Mais ce n’est pas cela qu’elle attend des politiques. Elle n’attend pas de Jean Castex qu’il sache montrer des tips sur Tik Tok, nous dire sur Twitch qu’il a été un super pro sur les bornes d’arcade en son temps, qu’internet c’est génial. La jeunesse attend que ces personnalités s’engagent dans le concret et l’opérationnel !

Confondre gain de sympathie d’une génération VS gain de confiance

Après avoir écouté et lu beaucoup d’avis sur l’arrivée des politiques sur Twitch, une phrase revenant souvent m’a particulièrement choquée : “le capital sympathie”.

J’ai le sentiment qu’en 2021, la politique nationale a perdu tout son sens, ses valeurs, sa raison d’être.
La politique n’est pas faite pour être sympathique. Les hommes et femmes politiques ne sont pas là pour être sympathiques. Ce n’est pas ce que nous attendons et devons attendre d’eux.
Nous souhaitons des hommes et des femmes d’action.
La sympathie, Jean-Luc Mélenchon l’a, mais cela ne fait pas de lui un concurrent sérieux, une personnalité politique qui accédera au pouvoir.

Justement parce que la sympathie n’a rien à voir avec la confiance !

Cette volonté de stratégie de communication politique de vouloir créer un capital sympathie autour de certaines personnalités est une grave erreur de vision et qui appuie la perte de raison d’être de la politique en France.

Personne ne veut d’un ou d’une Président / Présidente sympathique.
Nous voulons avoir confiance en notre Président / Présidente.

Qui a déjà eu des amis super sympathiques mais auxquels ils ne feraient pas confiance pour certains sujets ou dans certaines circonstances ?
Tout le monde !

“Je n’ai pas téléchargé TéléCovid”. Quelle crédibilité sur Twitch ?
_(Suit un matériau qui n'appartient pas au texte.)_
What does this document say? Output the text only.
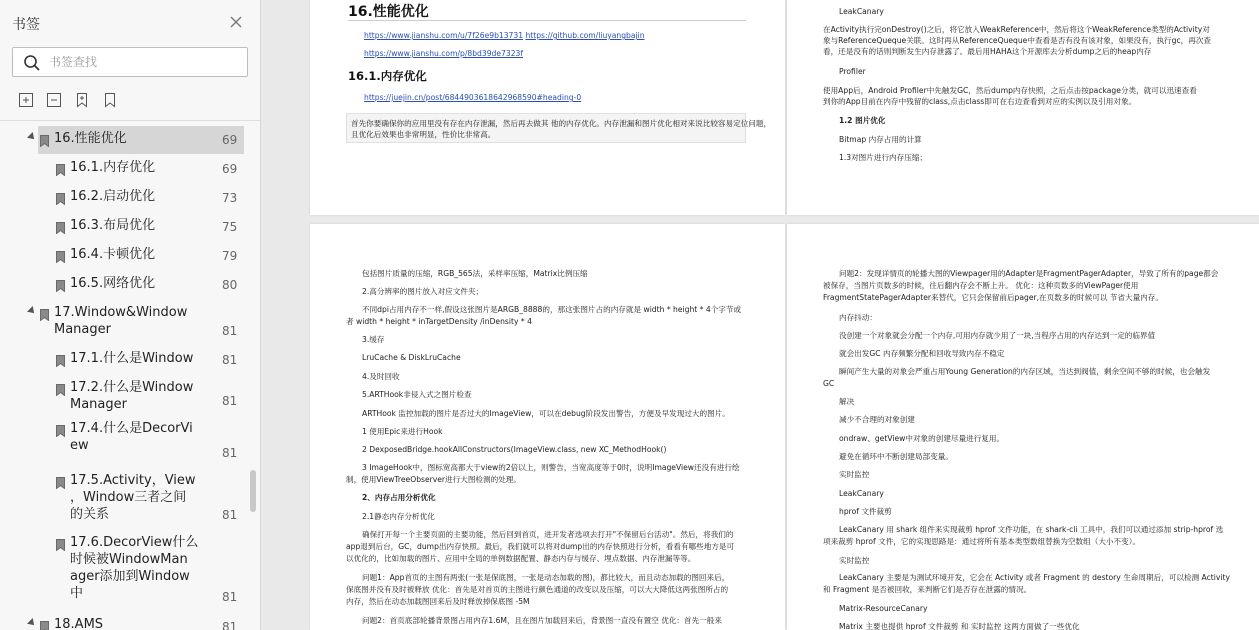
书签
书签查找
16.性能优化	69
16.1.内存优化	69
16.2.启动优化	73
16.3.布局优化	75
16.4.卡顿优化	79
16.5.网络优化	80
17.Window&Window
Manager	81
17.1.什么是Window 81
17.2.什么是Window
Manager	81
17.4.什么是DecorVi
ew	81
17.5.Activity，View
，Window三者之间
的关系	81
17.6.DecorView什么
时候被WindowMan
ager添加到Window
中	81
18.AMS	81
16.性能优化
https://www.jianshu.com/u/7f26e9b13731 https://github.com/liuyangbajin
https://www.jianshu.com/p/8bd39de7323f
16.1.内存优化
https://juejin.cn/post/6844903618642968590#heading-0
首先你要确保你的应用里没有存在内存泄漏，然后再去做其 他的内存优化。内存泄漏和图片优化相对来说比较容易定位问题，
且优化后效果也非常明显，性价比非常高。
LeakCanary
在Activity执行完onDestroy()之后，将它放入WeakReference中，然后将这个WeakReference类型的Activity对
象与ReferenceQueque关联。这时再从ReferenceQueque中查看是否有没有该对象，如果没有，执行gc，再次查
看，还是没有的话则判断发生内存泄露了。最后用HAHA这个开源库去分析dump之后的heap内存
Profiler
使用App后，Android Profiler中先触发GC，然后dump内存快照，之后点击按package分类，就可以迅速查看
到你的App目前在内存中残留的class,点击class即可在右边查看到对应的实例以及引用对象。
1.2 图片优化
Bitmap 内存占用的计算
1.3对图片进行内存压缩；
包括图片质量的压缩，RGB_565法，采样率压缩，Matrix比例压缩
2.高分辨率的图片放入对应文件夹；
不同dpi占用内存不一样,假设这张图片是ARGB_8888的，那这张图片占的内存就是 width * height * 4个字节或
者 width * height * inTargetDensity /inDensity * 4
3.缓存
LruCache & DiskLruCache
4.及时回收
5.ARTHook非侵入式之图片检查
ARTHook 监控加载的图片是否过大的ImageView，可以在debug阶段发出警告，方便及早发现过大的图片。
1 使用Epic来进行Hook
2 DexposedBridge.hookAllConstructors(ImageView.class, new XC_MethodHook()
3 ImageHook中，图标宽高都大于view的2倍以上，则警告，当宽高度等于0时，说明ImageView还没有进行绘
制，使用ViewTreeObserver进行大图检测的处理。
2、内存占用分析优化
2.1静态内存分析优化
确保打开每一个主要页面的主要功能，然后回到首页，进开发者选项去打开"不保留后台活动"。然后，将我们的
app退到后台，GC，dump出内存快照。最后，我们就可以将对dump出的内存快照进行分析，看看有哪些地方是可
以优化的，比如加载的图片、应用中全局的单例数据配置、静态内存与缓存、埋点数据、内存泄漏等等。
问题1：App首页的主图有两张(一张是保底图，一张是动态加载的图)，都比较大，而且动态加载的图回来后，
保底图并没有及时被释放 优化：首先是对首页的主图进行颜色通道的改变以及压缩，可以大大降低这两张图所占的
内存，然后在动态加载图回来后及时释放掉保底图 -5M
问题2：首页底部轮播背景图占用内存1.6M，且在图片加载回来后，背景图一直没有置空 优化：首先一般来
问题2：发现详情页的轮播大图的Viewpager用的Adapter是FragmentPagerAdapter，导致了所有的page都会
被保存，当图片页数多的时候，往后翻内存会不断上升。 优化：这种页数多的ViewPager使用
FragmentStatePagerAdapter来替代，它只会保留前后pager,在页数多的时候可以 节省大量内存。
内存抖动：
没创建一个对象就会分配一个内存,可用内存就少用了一块,当程序占用的内存达到一定的临界值
就会出发GC 内存频繁分配和回收导致内存不稳定
瞬间产生大量的对象会严重占用Young Generation的内存区域，当达到阀值，剩余空间不够的时候，也会触发
GC
解决
减少不合理的对象创建
ondraw、getView中对象的创建尽量进行复用。
避免在循环中不断创建局部变量。
实时监控
LeakCanary
hprof 文件裁剪
LeakCanary 用 shark 组件来实现裁剪 hprof 文件功能，在 shark-cli 工具中，我们可以通过添加 strip-hprof 选
项来裁剪 hprof 文件，它的实现思路是：通过将所有基本类型数组替换为空数组（大小不变）。
实时监控
LeakCanary 主要是为测试环境开发，它会在 Activity 或者 Fragment 的 destory 生命周期后，可以检测 Activity
和 Fragment 是否被回收，来判断它们是否存在泄露的情况。
Matrix-ResourceCanary
Matrix 主要也提供 hprof 文件裁剪 和 实时监控 这两方面做了一些优化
Devenir un meme ou devenir un exemple ?

Les gaffes sur les sujets du numériques par Jean Castex ont déjà fait le tour du web francophone.
Jean Castex est d’ailleurs rapidement devenu un meme pour cela.

Sa présence ce week-end sur Twitch est d’ailleurs d’autant plus décrédibilisée par ce manque de connaissances de tout cet environnement.
Cette évidence rend la démarche d’autant plus hypocrite pour la communauté qui se sent alors encore plus utilisée et potentiellement jugée assez crédule pour se faire manipuler...
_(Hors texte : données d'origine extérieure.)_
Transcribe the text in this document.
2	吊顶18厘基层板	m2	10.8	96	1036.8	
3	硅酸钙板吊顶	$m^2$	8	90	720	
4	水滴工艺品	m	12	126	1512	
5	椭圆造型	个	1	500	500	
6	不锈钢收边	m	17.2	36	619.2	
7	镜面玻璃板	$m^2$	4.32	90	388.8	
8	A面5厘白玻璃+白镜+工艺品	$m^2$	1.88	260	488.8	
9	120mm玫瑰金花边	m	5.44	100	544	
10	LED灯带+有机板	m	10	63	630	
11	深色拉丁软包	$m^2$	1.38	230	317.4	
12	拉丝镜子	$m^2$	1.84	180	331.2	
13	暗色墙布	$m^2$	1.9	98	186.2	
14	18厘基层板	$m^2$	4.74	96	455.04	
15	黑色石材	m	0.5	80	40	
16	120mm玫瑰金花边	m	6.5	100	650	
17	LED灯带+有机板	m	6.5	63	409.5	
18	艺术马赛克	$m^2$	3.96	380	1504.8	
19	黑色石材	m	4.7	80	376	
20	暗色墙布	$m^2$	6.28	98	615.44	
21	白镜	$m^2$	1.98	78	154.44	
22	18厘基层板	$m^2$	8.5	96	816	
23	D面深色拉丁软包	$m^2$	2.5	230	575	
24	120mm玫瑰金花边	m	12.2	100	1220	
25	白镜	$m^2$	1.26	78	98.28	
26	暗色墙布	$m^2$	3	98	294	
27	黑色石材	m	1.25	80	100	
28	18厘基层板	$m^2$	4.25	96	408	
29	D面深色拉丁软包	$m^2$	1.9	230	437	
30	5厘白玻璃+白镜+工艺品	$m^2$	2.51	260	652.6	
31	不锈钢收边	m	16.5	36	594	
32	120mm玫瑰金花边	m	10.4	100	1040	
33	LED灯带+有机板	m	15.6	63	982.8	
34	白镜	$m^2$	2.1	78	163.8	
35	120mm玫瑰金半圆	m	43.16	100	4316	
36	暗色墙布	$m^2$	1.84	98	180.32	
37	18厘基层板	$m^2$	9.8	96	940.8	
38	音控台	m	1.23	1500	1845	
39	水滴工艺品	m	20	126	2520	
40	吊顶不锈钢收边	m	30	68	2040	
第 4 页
Le sentiment de manipulation manquée

C’est ce sentiment de manipulation manquée qui crée des frustrations supplémentaires quant à la démarche de présence sur Twitch.
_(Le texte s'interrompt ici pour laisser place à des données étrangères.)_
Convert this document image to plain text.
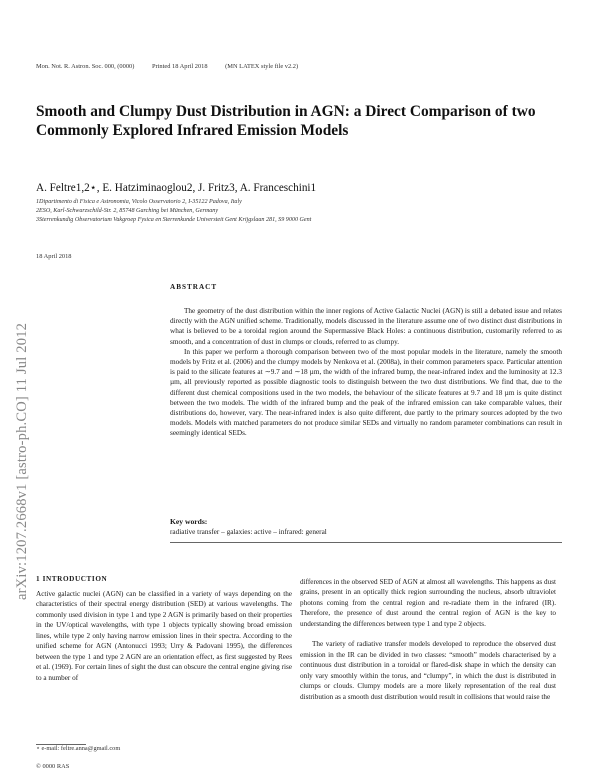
arXiv:1207.2668v1 [astro-ph.CO] 11 Jul 2012
Mon. Not. R. Astron. Soc. 000, (0000)	Printed 18 April 2018	(MN LATEX style file v2.2)
Smooth and Clumpy Dust Distribution in AGN: a Direct Comparison of two Commonly Explored Infrared Emission Models
A. Feltre1,2⋆, E. Hatziminaoglou2, J. Fritz3, A. Franceschini1
1Dipartimento di Fisica e Astronomia, Vicolo Osservatorio 2, I-35122 Padova, Italy
2ESO, Karl-Schwarzschild-Str. 2, 85748 Garching bei München, Germany
3Sterrenkundig Observatorium Vakgroep Fysica en Sterrenkunde Universteit Gent Krijgslaan 281, S9 9000 Gent
18 April 2018
ABSTRACT

The geometry of the dust distribution within the inner regions of Active Galactic Nuclei (AGN) is still a debated issue and relates directly with the AGN unified scheme. Traditionally, models discussed in the literature assume one of two distinct dust distributions in what is believed to be a toroidal region around the Supermassive Black Holes: a continuous distribution, customarily referred to as smooth, and a concentration of dust in clumps or clouds, referred to as clumpy.

In this paper we perform a thorough comparison between two of the most popular models in the literature, namely the smooth models by Fritz et al. (2006) and the clumpy models by Nenkova et al. (2008a), in their common parameters space. Particular attention is paid to the silicate features at ∼9.7 and ∼18 µm, the width of the infrared bump, the near-infrared index and the luminosity at 12.3 µm, all previously reported as possible diagnostic tools to distinguish between the two dust distributions. We find that, due to the different dust chemical compositions used in the two models, the behaviour of the silicate features at 9.7 and 18 µm is quite distinct between the two models. The width of the infrared bump and the peak of the infrared emission can take comparable values, their distributions do, however, vary. The near-infrared index is also quite different, due partly to the primary sources adopted by the two models. Models with matched parameters do not produce similar SEDs and virtually no random parameter combinations can result in seemingly identical SEDs.

Key words:
radiative transfer – galaxies: active – infrared: general
1 INTRODUCTION

Active galactic nuclei (AGN) can be classified in a variety of ways depending on the characteristics of their spectral energy distribution (SED) at various wavelengths. The commonly used division in type 1 and type 2 AGN is primarily based on their properties in the UV/optical wavelengths, with type 1 objects typically showing broad emission lines, while type 2 only having narrow emission lines in their spectra. According to the unified scheme for AGN (Antonucci 1993; Urry & Padovani 1995), the differences between the type 1 and type 2 AGN are an orientation effect, as first suggested by Rees et al. (1969). For certain lines of sight the dust can obscure the central engine giving rise to a number of

differences in the observed SED of AGN at almost all wavelengths. This happens as dust grains, present in an optically thick region surrounding the nucleus, absorb ultraviolet photons coming from the central region and re-radiate them in the infrared (IR). Therefore, the presence of dust around the central region of AGN is the key to understanding the differences between type 1 and type 2 objects.

The variety of radiative transfer models developed to reproduce the observed dust emission in the IR can be divided in two classes: “smooth” models characterised by a continuous dust distribution in a toroidal or flared-disk shape in which the density can only vary smoothly within the torus, and “clumpy”, in which the dust is distributed in clumps or clouds. Clumpy models are a more likely representation of the real dust distribution as a smooth dust distribution would result in collisions that would raise the

⋆ e-mail: feltre.anna@gmail.com
© 0000 RAS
Si la présence de François Hollande était bien plus appréciée, c’est parce qu’à ce jour, il n’a aucune volonté d’à nouveau accéder au pouvoir.
L’expérience politique et l’introspection amenaient quelque chose de différent et soyons aussi lucides : c’était la première fois qu’un ancien Président de la République Française venait sur Twitch.
Les viewers curieux de cette première fois devaient être nombreux.
La récurrence de viewers sur ces rendez-vous risque de ne pas forcément suivre une courbe croissante.

2021 : personnalité politique ou influenceur ?

Tout cela nous amène à une questions plus générale, bien au-delà des émissions de Samuel Etienne et de Twitch : la couleur donnée à la communication politique depuis un an ressemble de plus en plus à celle des influenceurs des émissions de télé-réalité (ou télé-poubelle).

Tout les amène à penser que pour gagner le capital sympathie (première erreur) il faut être là où les jeunes sont (seconde erreur).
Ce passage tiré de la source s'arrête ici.